"If women were convinced that a day off or an hour of solitude was a reasonable ambition, they would find a way of attaining it."
- Anne Morrow Lindbergh, Gift from the Sea
And that goes for men, too. For solitude, I suspect, is a human need versus a want.
I've been hearing from both male and female friends lately about how much they crave time alone - to just sit quietly, even for a few minutes, to collect their thoughts without being talked to, texted at, questioned, interrupted, etc..
At first it seemed strange to me, since I now spend a significant part of my day in sweet solitude (I live alone, am a writer and work from home - do the math), that what many people crave isn't chocolate, booze or sex but rather simply to be left alone.
Then I realized that over the years, solitude has become as essential to me as breathing. If I don't have at least half an hour in the morning to sip my coffee, reflect Little Cloudy on the day before, plan the day ahead, dream about the future, give thanks for the blessings in my life, send out a prayer for those in need and then just sit quietly for a few moments - not thinking about anything at all - then my day tends to spiral out of control pretty quickly.
"When our minds are calm," explains author Elisabeth Fayt, in her excellent book, Paving it Forward; The Energy of Creating, "little disturbances in the day are like small pebbles causing mere ripples in the lake of our consciousness. When our minds are restless, little disturbances are like boulders causing great waves in our consciousness."
"From a calm centre," Fayt continues, "we make better decisions."
"Certain springs are tapped only when we are alone. The artist knows he must be alone to create; the writer, to work out his thoughts; the musician to compose; the saint, to pray. But women need solitude in order to find again the true essence of themselves."
- Anne Morrow Lindbergh, Gift from the Sea
So why is it so difficult for people to find time - make time - for solitude?
I'm sure there are many reasons but I suspect a common one is guilt. In fact, two friends (who don't know each other) told me recently that they do, indeed, feel guilty if they actually stop whatever work they are doing in the middle of a, Heaven forbid, Tuesday afternoon just to sit down with a cup of tea to read a magazine article - or simply stare out the window.
Why? Because that's not productive.
Well, contrary to what our Puritan work ethic might have us believe, I beg to differ. Simply stopping for ten minutes to quiet one's soul just might be the most productive thing we do in a day. For starters, taking a moment to calm one's mind significantly reduces any stressful feelings we may be experiencing - and this doesn't just benefit the individual.
"Only when one is connected to one's own core is one connected to others. And for me, the core, the inner spring, can best be refound through solitude."

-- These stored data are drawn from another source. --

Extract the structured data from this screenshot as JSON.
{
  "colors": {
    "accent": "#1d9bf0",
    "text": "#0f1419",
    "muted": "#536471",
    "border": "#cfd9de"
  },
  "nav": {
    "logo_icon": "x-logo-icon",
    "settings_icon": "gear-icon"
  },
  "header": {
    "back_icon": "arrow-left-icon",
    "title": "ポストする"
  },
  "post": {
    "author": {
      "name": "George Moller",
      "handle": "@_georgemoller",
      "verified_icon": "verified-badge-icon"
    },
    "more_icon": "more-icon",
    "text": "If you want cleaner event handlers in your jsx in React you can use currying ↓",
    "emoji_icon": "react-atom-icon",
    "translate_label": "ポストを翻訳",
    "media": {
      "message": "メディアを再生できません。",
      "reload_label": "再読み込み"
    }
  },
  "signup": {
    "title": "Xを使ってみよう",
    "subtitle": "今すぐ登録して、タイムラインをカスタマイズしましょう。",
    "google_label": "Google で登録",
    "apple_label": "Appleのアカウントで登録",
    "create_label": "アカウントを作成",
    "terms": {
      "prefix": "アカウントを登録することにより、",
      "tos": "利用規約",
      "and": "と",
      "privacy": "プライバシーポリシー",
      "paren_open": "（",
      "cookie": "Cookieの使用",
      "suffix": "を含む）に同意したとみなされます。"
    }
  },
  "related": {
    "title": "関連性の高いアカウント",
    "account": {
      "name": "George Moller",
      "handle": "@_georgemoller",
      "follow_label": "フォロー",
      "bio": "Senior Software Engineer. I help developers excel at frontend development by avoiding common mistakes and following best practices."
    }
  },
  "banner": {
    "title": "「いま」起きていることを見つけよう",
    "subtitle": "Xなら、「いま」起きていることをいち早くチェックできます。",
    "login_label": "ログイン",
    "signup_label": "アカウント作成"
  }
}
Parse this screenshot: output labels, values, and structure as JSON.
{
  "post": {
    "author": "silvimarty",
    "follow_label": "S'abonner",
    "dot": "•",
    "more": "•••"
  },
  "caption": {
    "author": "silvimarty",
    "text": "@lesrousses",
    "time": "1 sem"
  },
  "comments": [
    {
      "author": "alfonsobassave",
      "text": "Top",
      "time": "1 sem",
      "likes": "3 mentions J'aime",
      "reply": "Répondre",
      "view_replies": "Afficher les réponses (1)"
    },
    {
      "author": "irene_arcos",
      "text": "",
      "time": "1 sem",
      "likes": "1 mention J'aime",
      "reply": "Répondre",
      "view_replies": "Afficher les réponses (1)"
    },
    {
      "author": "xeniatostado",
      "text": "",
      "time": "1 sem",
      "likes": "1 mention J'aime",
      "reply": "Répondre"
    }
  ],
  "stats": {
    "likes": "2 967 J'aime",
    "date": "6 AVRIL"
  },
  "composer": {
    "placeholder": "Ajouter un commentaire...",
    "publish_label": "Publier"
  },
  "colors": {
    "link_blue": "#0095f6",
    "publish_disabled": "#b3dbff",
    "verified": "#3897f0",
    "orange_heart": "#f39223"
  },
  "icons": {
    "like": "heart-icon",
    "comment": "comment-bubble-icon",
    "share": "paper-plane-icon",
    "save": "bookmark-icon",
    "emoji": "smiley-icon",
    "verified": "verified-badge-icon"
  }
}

- Anne Morrow Lindbergh, Gift from the Sea
In her delightful 1955 book, Gift from the Sea, author Anne Morrow Lindbergh suggests that the end to which we are all striving is inner stillness: "To be the still axis within the revolving wheel of relationships, obligations and activities."
"But instead of stilling the centre," Lindbergh observes, "we add more centrifugal activities to our lives."
Sound familiar? Gee, let's see how much more I can accomplish in a day!
"The problem," Lindbergh writes, "is how to remain whole in the midst of the distractions of life; how to remain balanced, no matter what centrifugal forces tend to pull one off center. Solitude alone is not the answer, only a step towards it. The problem is more how to still the soul in the midst of activities."
But in order to be able to still the soul in the midst of activities, we first need to master stilling the old soul during solitude, while doing not too much at all.
To this end, Lindbergh suggests solitary activities that oppose the centrifugal forces: "Quiet time alone, contemplation, prayer, music, a centering line of thought or reading, of study or work. It can be physical or intellectual or artistic, any creative life proceeding from oneself... what matters is that one be for a time inwardly attentive."
Ahhh... but therein lies what I suspect might be another significant reason why people don't stop and just sit quietly - without TV or movies or their phones or Quiet books computers to distract them. For being "inwardly attentive" can be daunting indeed. What if we don't like what we see? What if some annoying little thought, such as "You need to go back to school so that you can get a job you love," or "You need to tell your family that you need more help around the house," bubbles to the surface?
Sometimes it seems safer to just keep moving - and fair enough, sometimes it is. But sometimes the wisest thing to do is simply stop... and come what may.
Centering Activities Is Puttering
One of my personal favourite centering activities is puttering in my garden, especially pruning flowers. For some reason, this calms me right down. Some people prefer more formal meditation. A friend of mine finds kayaking very calm-inducing. Another friend loves to watch waves gently lapping against the shore.
On that note, Lindbergh explains beautifully the benefits of time spent in solitude: "Life rushes back into the void, richer, more vivid, fuller than before. It is as if one did actually lose an arm. And then, like the star-fish, one grows it anew; one is whole again - complete and round... more whole, even, than before, when the other people had pieces of one."
So there you have it: if you won't make time for solitude for your own benefit, then perhaps do so because in the long run, you will have more to give to those you love.